Contributions to GDP growth – production side (% YoY)

The performance on the production side is largely reflected on the expenditure side. Industry expanded substantially, and industrial exports grew accordingly on a quarterly basis. Although this expansion amounts to only 0.7%, it is the most dynamic growth rate of the past three and a half years. Gross capital formation also surged significantly, with gross inventory rising by 9% compared to the last quarter of 2025, while investment activity stagnated. In other words, growth is the result of the inventory effect. This may be due to the launch of new production capacities, where initial production or test runs are aimed at building inventory rather than generating sales for now. Furthermore, investments that are essentially complete but have not yet been phased into the books may also have been accounted for here.
The country’s energy consumption surged at the beginning of the year due to the extreme cold weather, leading to a significant increase in goods imports on a quarterly basis. Last and most importantly, the real driving force behind economic growth was consumption. At 1.5%, the quarterly increase was the highest growth rate since the third quarter of 2024. This surge comes from slowly rising consumer confidence combined with a significant increase in real disposable income.
Contributions to GDP growth – expenditure side (% YoY)

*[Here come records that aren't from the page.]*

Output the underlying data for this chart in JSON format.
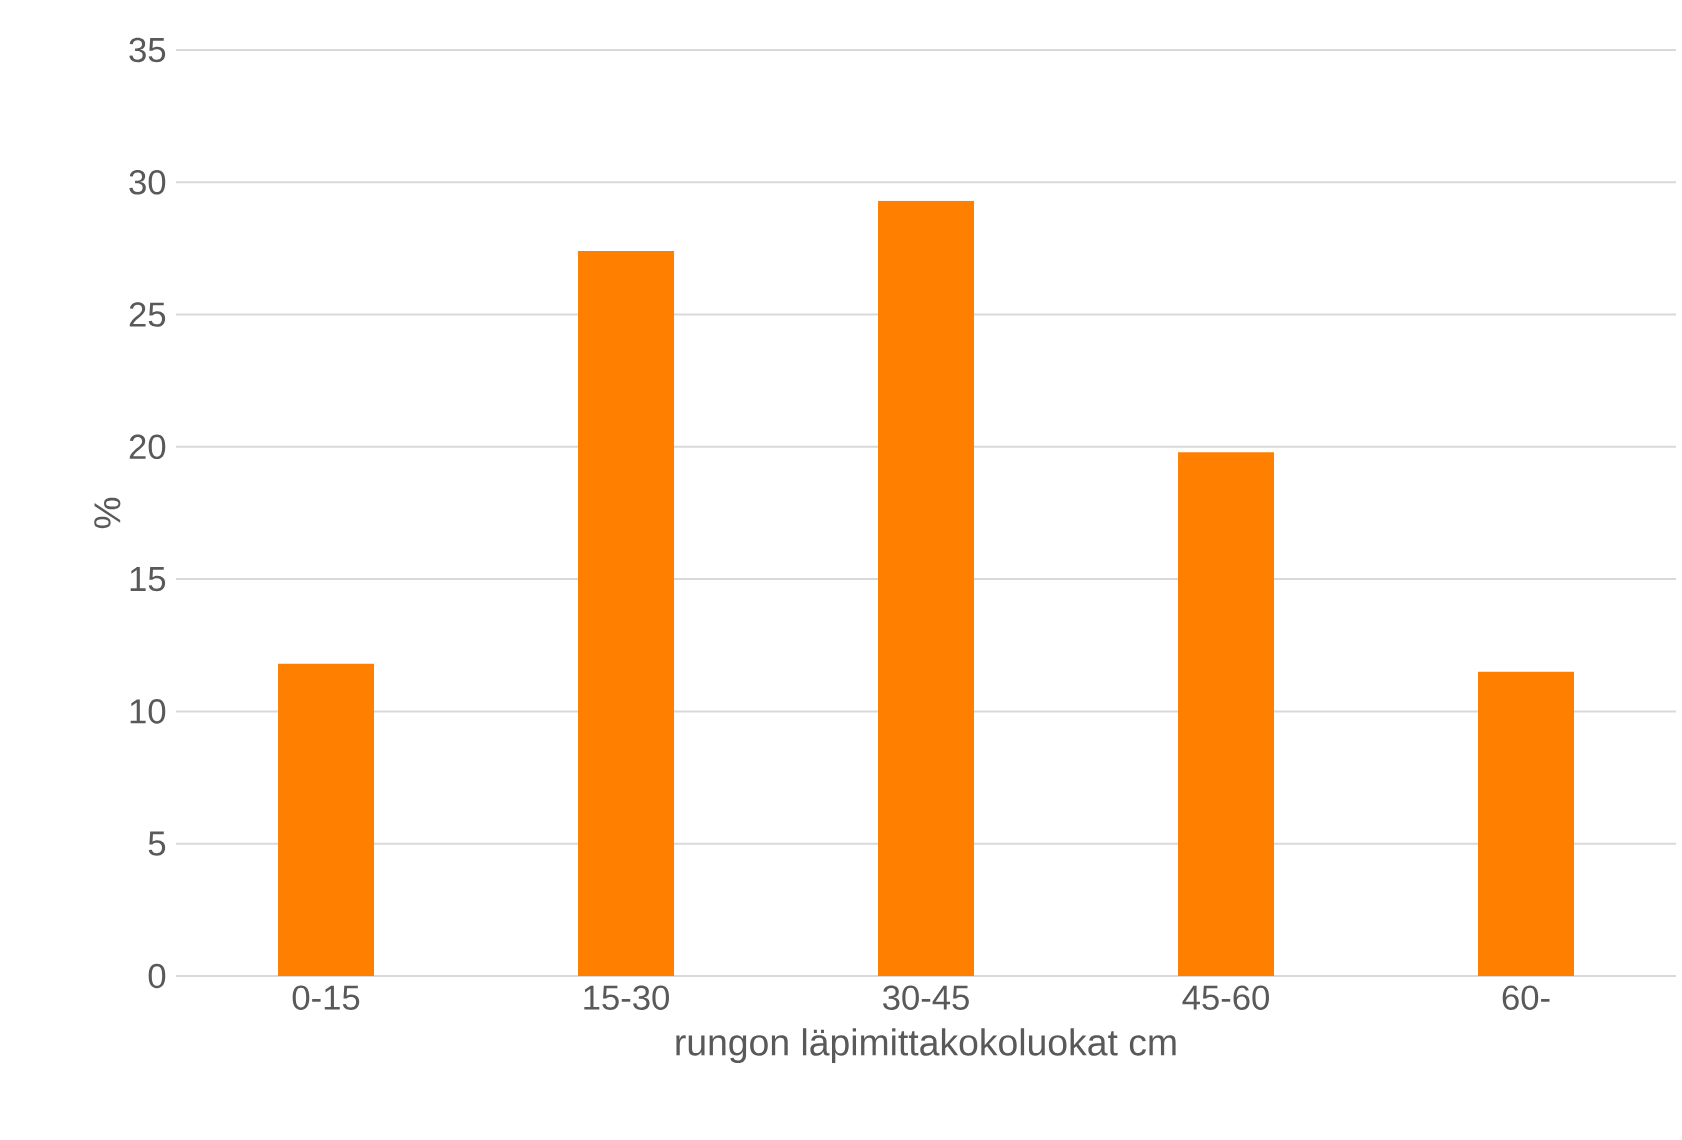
{
  "chart_data": {
    "type": "bar",
    "xlabel": "rungon läpimittakokoluokat cm",
    "ylabel": "%",
    "categories": [
      "0-15",
      "15-30",
      "30-45",
      "45-60",
      "60-"
    ],
    "values": [
      11.8,
      27.4,
      29.3,
      19.8,
      11.5
    ],
    "color": "#ff8000",
    "ylim": [
      0,
      35
    ],
    "yticks": [
      0,
      5,
      10,
      15,
      20,
      25,
      30,
      35
    ],
    "grid": "y"
  }
}
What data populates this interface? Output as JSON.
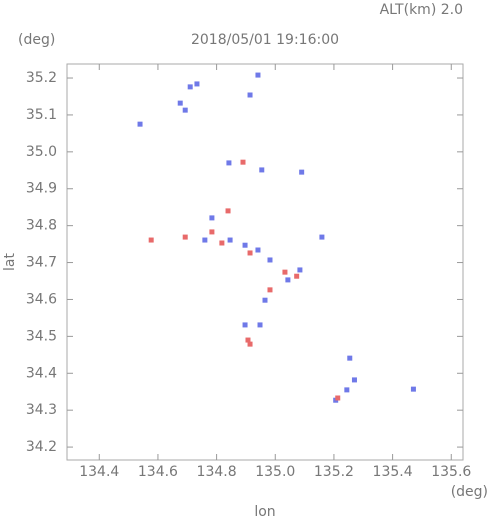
{
  "chart_data": {
    "type": "scatter",
    "subtitle": "ALT(km) 2.0",
    "title": "2018/05/01 19:16:00",
    "y_unit": "(deg)",
    "x_unit": "(deg)",
    "xlabel": "lon",
    "ylabel": "lat",
    "xlim": [
      134.29,
      135.64
    ],
    "ylim": [
      34.165,
      35.238
    ],
    "xticks": [
      134.4,
      134.6,
      134.8,
      {
        "value": 135,
        "label": "135.0"
      },
      135.2,
      135.4,
      135.6
    ],
    "yticks": [
      34.2,
      34.3,
      34.4,
      34.5,
      34.6,
      34.7,
      34.8,
      34.9,
      {
        "value": 35,
        "label": "35.0"
      },
      35.1,
      35.2
    ],
    "series": [
      {
        "color": "#6f79e8",
        "x": [
          134.71,
          134.733,
          134.941,
          134.676,
          134.693,
          134.539,
          134.914,
          134.842,
          134.954,
          135.09,
          134.784,
          134.846,
          134.897,
          134.941,
          134.76,
          134.982,
          135.043,
          135.084,
          134.965,
          134.948,
          134.897,
          135.254,
          135.244,
          135.27,
          135.471,
          135.206,
          135.159
        ],
        "values": [
          35.176,
          35.184,
          35.208,
          35.132,
          35.113,
          35.075,
          35.154,
          34.97,
          34.951,
          34.945,
          34.821,
          34.761,
          34.747,
          34.734,
          34.761,
          34.707,
          34.653,
          34.68,
          34.598,
          34.531,
          34.531,
          34.441,
          34.355,
          34.382,
          34.357,
          34.327,
          34.769
        ]
      },
      {
        "color": "#e86a6a",
        "x": [
          134.577,
          134.693,
          134.839,
          134.89,
          134.818,
          134.914,
          135.033,
          135.073,
          134.907,
          134.914,
          135.213,
          134.982,
          134.784
        ],
        "values": [
          34.761,
          34.769,
          34.84,
          34.972,
          34.753,
          34.726,
          34.674,
          34.663,
          34.49,
          34.479,
          34.333,
          34.626,
          34.783
        ]
      }
    ]
  }
}
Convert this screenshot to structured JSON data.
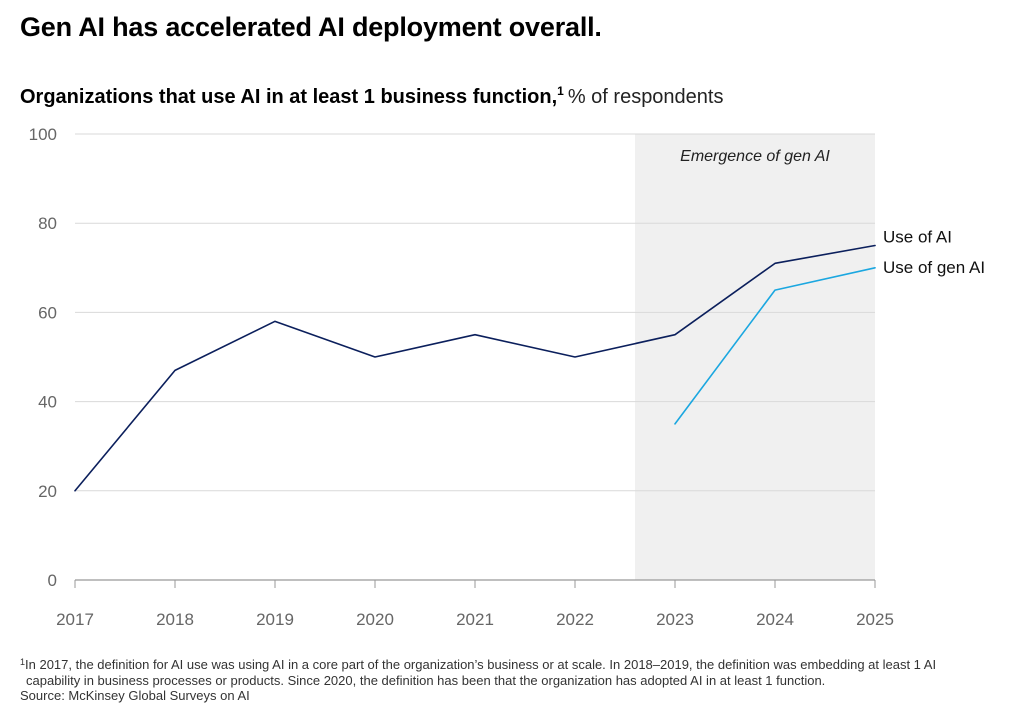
{
  "header": {
    "title": "Gen AI has accelerated AI deployment overall.",
    "subtitle": "Organizations that use AI in at least 1 business function,",
    "subtitle_footnote_mark": "1",
    "subtitle_unit": "% of respondents"
  },
  "chart_data": {
    "type": "line",
    "title": "Gen AI has accelerated AI deployment overall.",
    "subtitle": "Organizations that use AI in at least 1 business function, % of respondents",
    "categories": [
      "2017",
      "2018",
      "2019",
      "2020",
      "2021",
      "2022",
      "2023",
      "2024",
      "2025"
    ],
    "ylim": [
      0,
      100
    ],
    "yticks": [
      0,
      20,
      40,
      60,
      80,
      100
    ],
    "grid": true,
    "shaded_region": {
      "label": "Emergence of gen AI",
      "from": 5.6,
      "to": 8,
      "color": "#f0f0f0"
    },
    "series": [
      {
        "name": "Use of AI",
        "color": "#0b1f5c",
        "values": [
          20,
          47,
          58,
          50,
          55,
          50,
          55,
          71,
          75
        ]
      },
      {
        "name": "Use of gen AI",
        "color": "#1ba7e0",
        "values": [
          null,
          null,
          null,
          null,
          null,
          null,
          35,
          65,
          70
        ]
      }
    ],
    "legend": "inline-end-labels"
  },
  "footnote": {
    "mark": "1",
    "line1": "In 2017, the definition for AI use was using AI in a core part of the organization’s business or at scale. In 2018–2019, the definition was embedding at least 1 AI",
    "line2": "capability in business processes or products. Since 2020, the definition has been that the organization has adopted AI in at least 1 function.",
    "source": "Source: McKinsey Global Surveys on AI"
  }
}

Positive signs from most of the sectors
As for the traditional year-on-year growth indicators, all sectors except construction and real estate activities expanded, thereby contributing to GDP growth of 1.7% to varying degrees. While the 2.3% growth in services can be described as strong, the 1.3% growth in manufacturing also represents a significant improvement.
Based on year-on-year indices, domestic demand increased significantly in the first quarter of 2026, while exports continued to shrink and imports grew substantially. In other words, the structure of economic growth has not changed compared to recent quarters; it has simply become more imbalanced. Net exports alone slowed the economy’s year-on-year performance by 4.5ppt, a figure offset by a 6.2ppt contribution from domestic demand. Consumption and inventory accumulation provided nearly equal contributions as drivers of growth.